明媚日光被遮掩得七七八八,帐里光影温朦而不刺目。
倘若是从前,她大约早悠闲又懒散地支着脑袋睡过去,此刻歪在矮榻之中,却没来由地回想起那日由一颗樱桃引发的一连串事。
也是在这个树下,在这方矮榻。
谢青绾鲜少沾酒,连自己酒量几何都未知。
她的母亲江氏倒是能饮几杯,只是父亲早故,酒量无从知晓。
谢青绾便也不知自己究竟随谁。
她的酒品当真有这样差么。
谢青绾慢吞吞回想着那日摄政王直白又大胆的复述,唤道:“阿蕊。”
素蕊正为她整理着帐幔,闻言应了一声:“奴婢在。”
便听她问道:“我那日,当真酒品很差么?”
素蕊迟疑了瞬,“奴婢不知,”她细细回想道,“奴婢进去伺候时,您……”
话音顿住间,素蕊几经措辞,尽力描述道:“您手脚并用地挂在殿下手臂上,因风寒起了急热。”
谢青绾才要问是怎么个挂法,芸杏忽然小跑着过来通传。
“王妃,康乐长公主身边的小丫鬟进来禀报,说是长公主上街游玩,想邀您一道,此刻已等在府门外了。”
康乐前往寒林寺祈福原定的是四月初三启程,今日确是最后一点清闲时光。
谢青绾便遣人同摄政王交代了去向,略整仪容便入了候在府门外的车马。
顾菱华见她矮身入了车舆,忙挪出一半的坐榻来挽她入席。
她告罪道:“皇叔在府中,康乐不大敢入,是故才支了个小丫鬟前去通传,皇婶莫要怪罪。”
仍旧衣着明艳,同传闻一样是张扬又好看的模样。
谢青绾学着她的样子懒散倚靠在坐榻之上,跟她手牵手,无端问起:“康乐为何如此畏惧摄政王?”

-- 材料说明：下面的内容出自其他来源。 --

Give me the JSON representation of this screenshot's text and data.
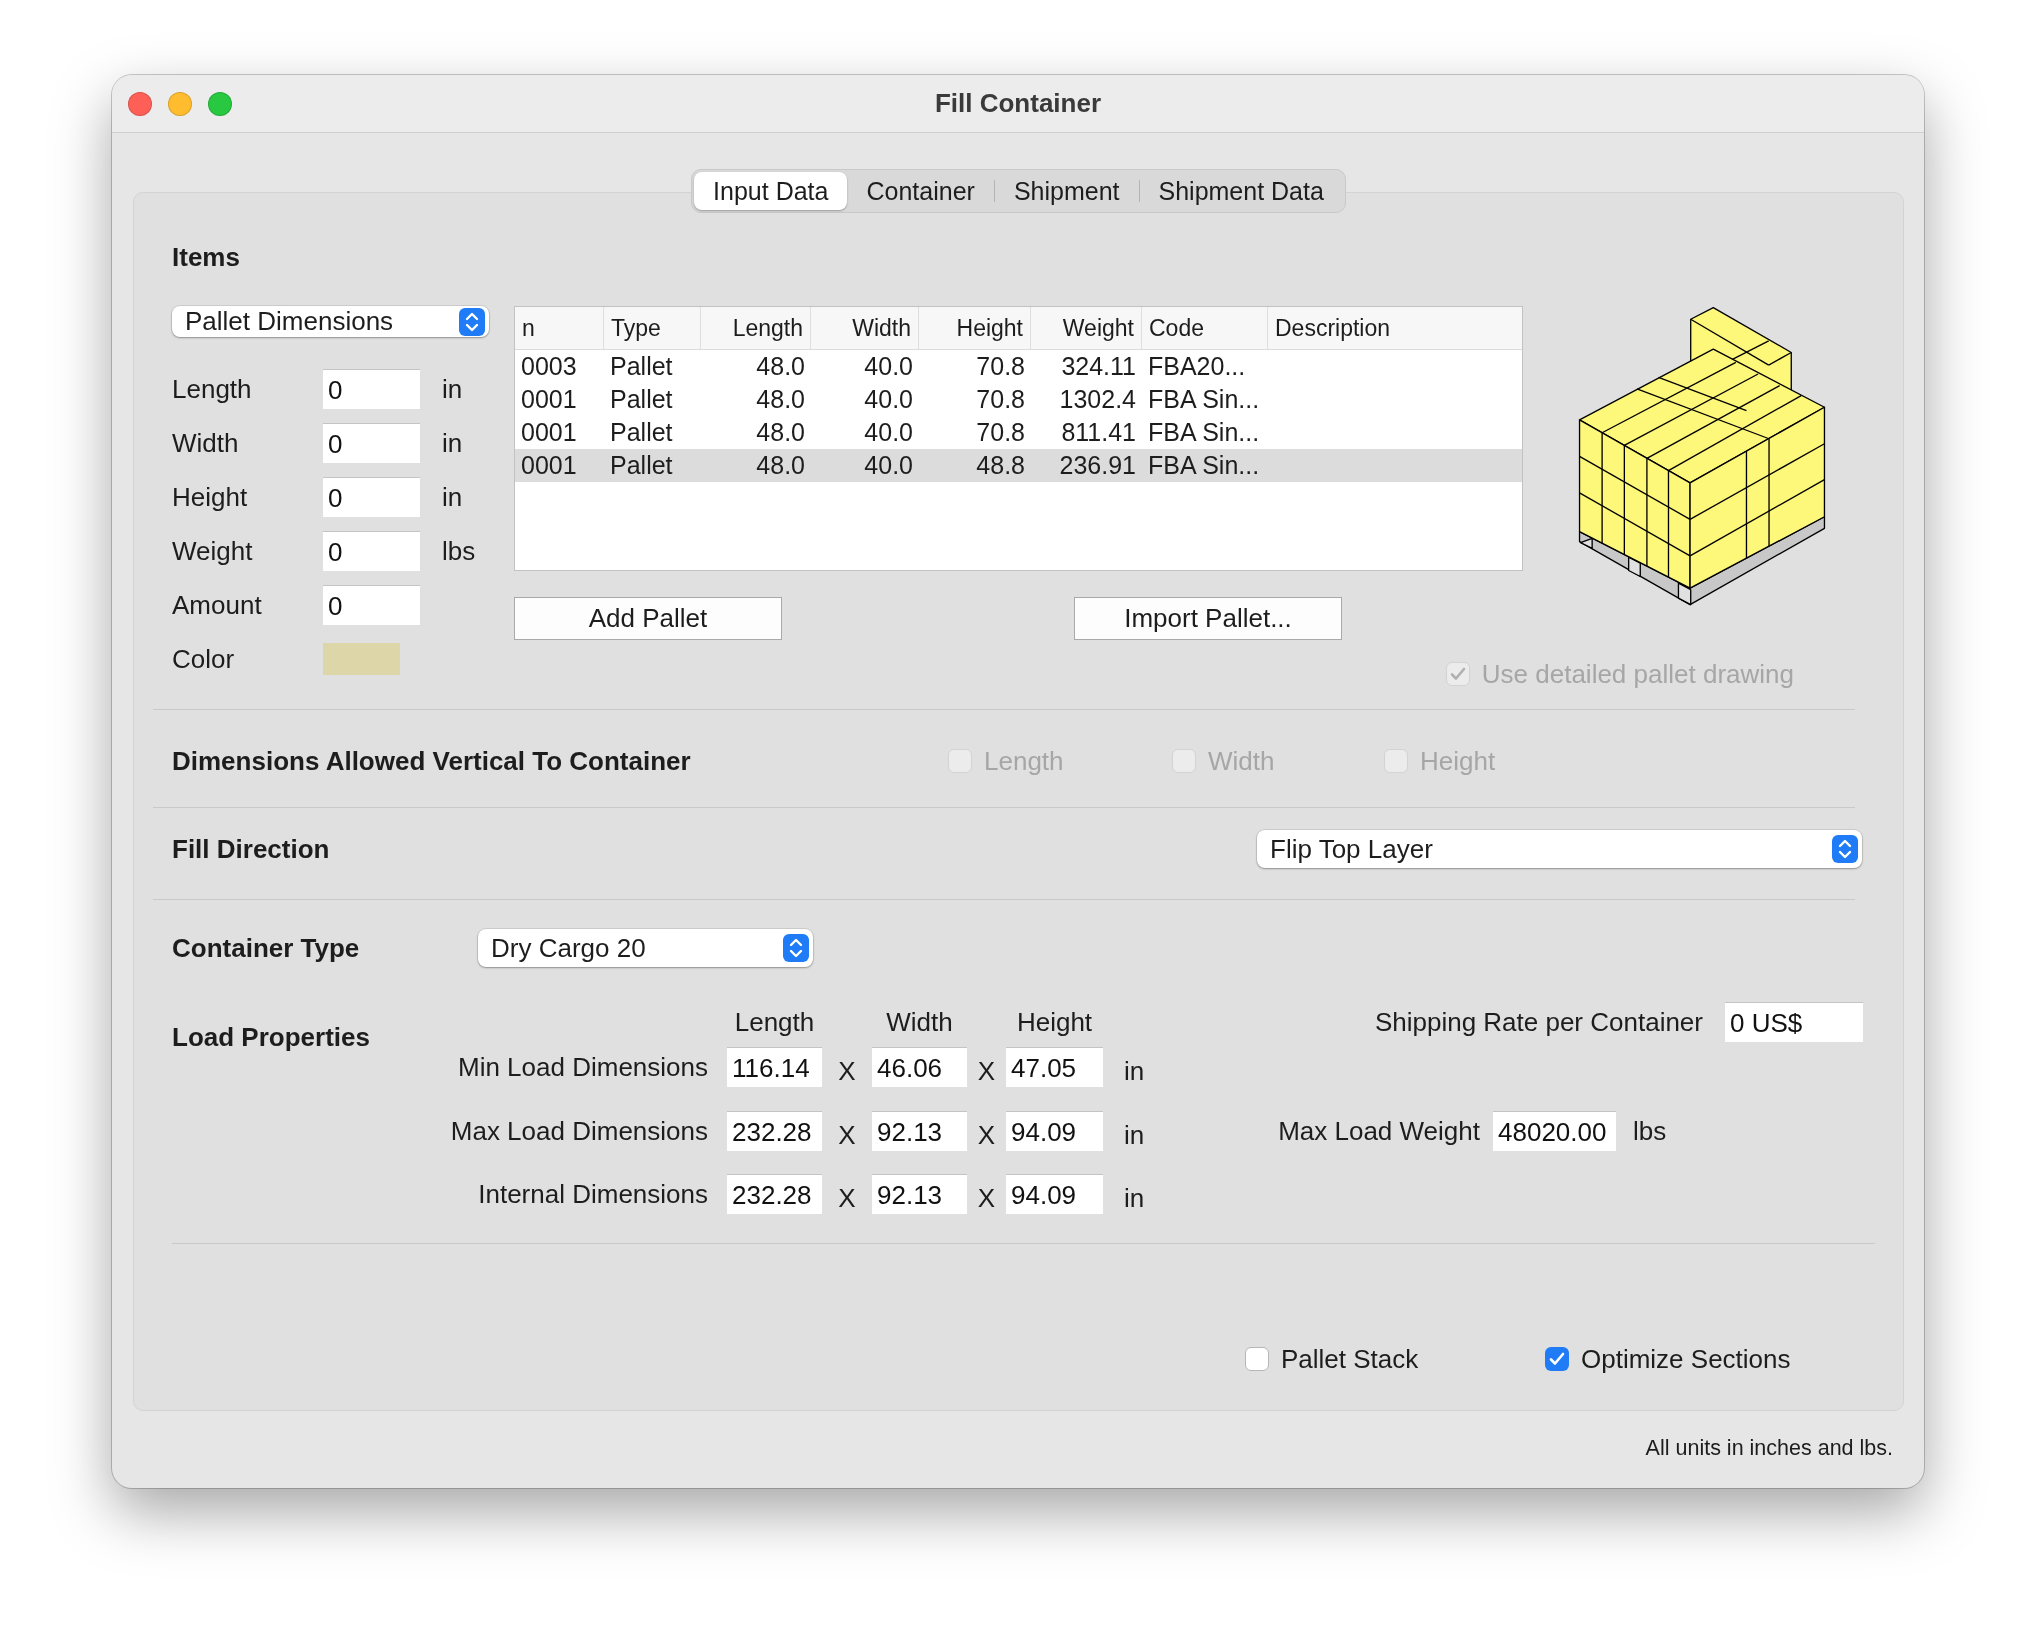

顾菱华苦着脸,却是理所当然道:“皇叔素有杀名,皇婶初嫁他时难道不怕么?”
她数着指头才打算一桩一件地讲,起了个话头才意识到面前这位皇婶可是与摄政王“如胶似漆、蜜里调油”的摄政王妃。
当着她的面讲了这些,倘若被皇叔知道,非扒了她的皮不可。
康乐顿了顿,含糊其辞:“我见到过许多次皇叔杀人。”
顾宴容在天启最后一年踏出幽庭,彼时这位康乐长公主约摸八九岁的光景,正是记事的时候。
倒也难怪。
谢青绾在闺中养病多年,近乎与世相隔,最多在秦月楼听书时闻说一点世事,也是经评书先生一番夸大和渲染过的,作不得真。
她隐隐觉得顾宴容背后大有故事,只是无从寻觅。
也并不想从别人口中打探。
待逃出来,才后知后觉地回想起来,她想通的那个问题还未来得及与顾宴容明说过。
谢青绾渐渐发觉,一旦与他待在一处,不出几句话便会被他引导着一发不可收拾地跑题,最后浆糊一样说不出半个字。
她不再追问,转而道:“康乐这回出来,是想到哪里玩?”
顾菱华目光一亮,兴高采烈道:“寒林寺清幽苦寂,我来采买一些小玩意儿,也作解乏。”
谢青绾忍俊:“既然苦寂,又为何还要年年都去呢?”
顾菱华闻言忽然叹了口气:“只是习惯罢了,往常是父皇同母后带我一道去,后来父皇……,母后更是多病,便只有我一人了。”
谢青绾静了静,很轻地抚了抚她的鬓发。
阑阳城的集市热闹非凡,她被顾菱华牵着无甚顾忌地钻入人潮。
香囊钗环、蜜水甜糕无所不有。
顾菱华牵着她在一处摆着各色精巧木雕的小摊前驻足。
摊贩见她二人衣着不凡,格外热情地介绍道:“二位客官可要瞧瞧,这是水车,别看它个头虽小,却也作得了汲水之用的。”
他热情演示过一通,顾菱华在一旁看得津津有味,手一挥包了大半的东西。
摊贩连连感激。
顾菱华兴奋地来挽她的手,忽见发觉这位皇婶却正盯着角落出神。
她顺着她的目光望过去,只看见那里放着个很不起眼的小小雕件。
雕的是个高冠长袍的男人,身姿倒很挺拔,只是左臂上攀着一只猫,近乎是手脚并用地挂在他手臂上。
新奇少见。
那只猫又圆又胖,因着雕工出神入化,白木质地却竟无端透出极软的毛绒感来。
细看趣味横生。
顾菱华才点头觉得有趣,便听身边一只含笑看她采买的皇婶,竟有些小声地问道:“这个怎么卖?”